According to the Department of Health (DOH) Western Visayas Center for Health and Development, animal bite cases have surged to 53,919.

Dr. Jocelyn Te, head of the Infectious Disease Unit at DOH Western Visayas, expressed uncertainty about the arrival of new vaccine supplies from the Central Office.

“We are actively seeking solutions to address the dwindling vaccine supply in several ABCs across Western Visayas,” Dr. Te stated.

The increasing public awareness and information dissemination have led to a higher number of people visiting ABCs for vaccination.

Dr. Te explained that the anti-rabies vaccines received this year were purchased in 2023, but they have already been exhausted due to the high demand. The allocation of vaccines is based on the accomplishment reports from treatment centers, she added.

Notably, the national government budget no longer includes funds for purchasing anti-rabies vaccines, which has compounded the issue.

Dr. Te urged local government units (LGUs) to allocate funds to purchase vaccines for their treatment centers.

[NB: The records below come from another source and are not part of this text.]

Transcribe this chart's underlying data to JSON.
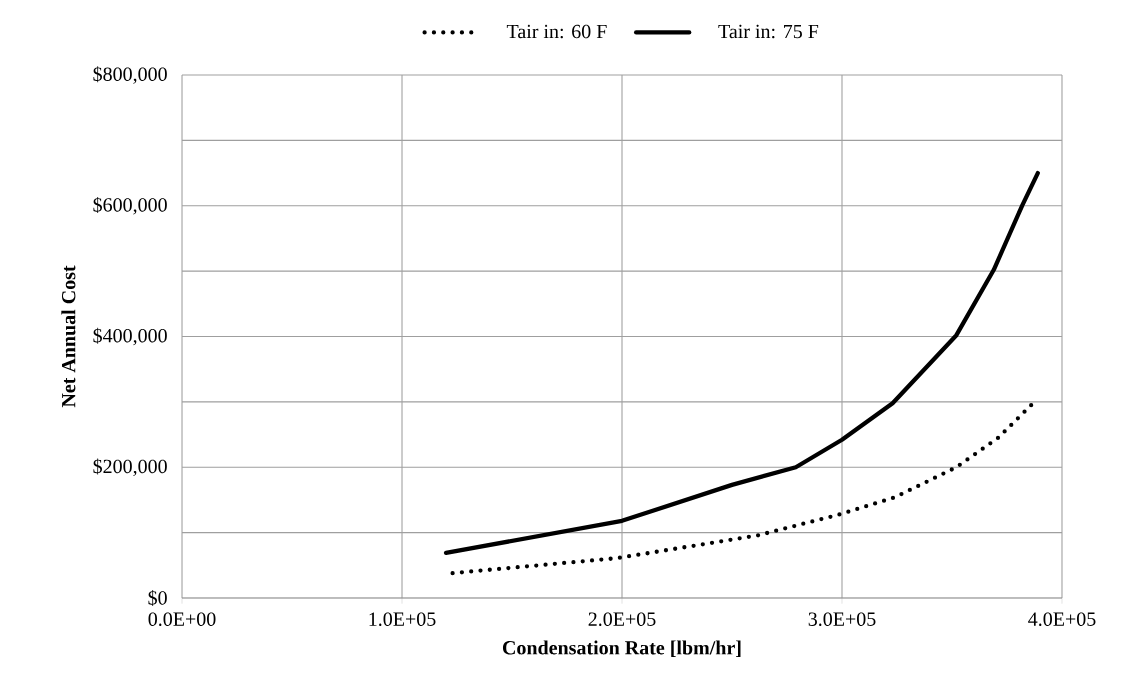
{
  "chart_data": {
    "type": "line",
    "xlabel": "Condensation Rate [lbm/hr]",
    "ylabel": "Net Annual Cost",
    "xlim": [
      0,
      400000
    ],
    "ylim": [
      0,
      800000
    ],
    "xticks": [
      {
        "value": 0,
        "label": "0.0E+00"
      },
      {
        "value": 100000,
        "label": "1.0E+05"
      },
      {
        "value": 200000,
        "label": "2.0E+05"
      },
      {
        "value": 300000,
        "label": "3.0E+05"
      },
      {
        "value": 400000,
        "label": "4.0E+05"
      }
    ],
    "yticks": [
      {
        "value": 0,
        "label": "$0"
      },
      {
        "value": 100000,
        "label": null
      },
      {
        "value": 200000,
        "label": "$200,000"
      },
      {
        "value": 300000,
        "label": null
      },
      {
        "value": 400000,
        "label": "$400,000"
      },
      {
        "value": 500000,
        "label": null
      },
      {
        "value": 600000,
        "label": "$600,000"
      },
      {
        "value": 700000,
        "label": null
      },
      {
        "value": 800000,
        "label": "$800,000"
      }
    ],
    "grid": true,
    "legend": "top",
    "series": [
      {
        "name": "Tair in: 60 F",
        "color": "#000000",
        "line_style": "dotted",
        "x": [
          123000,
          198000,
          262000,
          298000,
          324000,
          352000,
          371000,
          386000
        ],
        "values": [
          38000,
          61000,
          96000,
          127000,
          154000,
          200000,
          245000,
          295000
        ]
      },
      {
        "name": "Tair in: 75 F",
        "color": "#000000",
        "line_style": "solid",
        "x": [
          120000,
          200000,
          250000,
          279000,
          300000,
          323000,
          352000,
          369000,
          382000,
          389000
        ],
        "values": [
          69000,
          118000,
          173000,
          200000,
          242000,
          298000,
          402000,
          502000,
          601000,
          650000
        ]
      }
    ]
  }
}
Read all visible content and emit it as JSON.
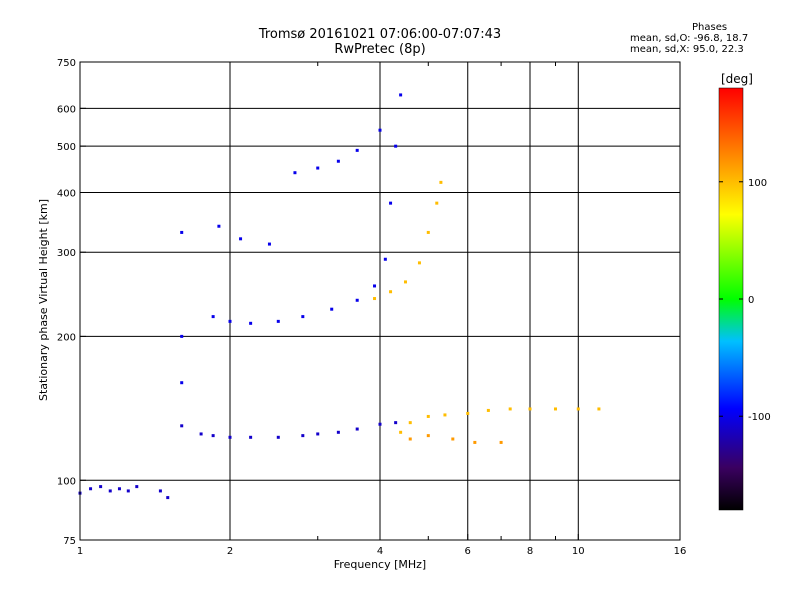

Among the most frequented ABCs is the Western Visayas Medical Center in Iloilo City, which has a constant influx of patients.

The DOH’s reported rabies cases reveal that Iloilo and Capiz have the highest numbers, with two cases each, followed by Aklan, Antique, Guimaras, Negros Occidental, and Iloilo City, each with one case.

The most affected age groups are 21 to 30 years old and 51 to 60 years old.

Rabies, a fatal viral infection, is primarily transmitted through bites or scratches from infected animals such as dogs and cats.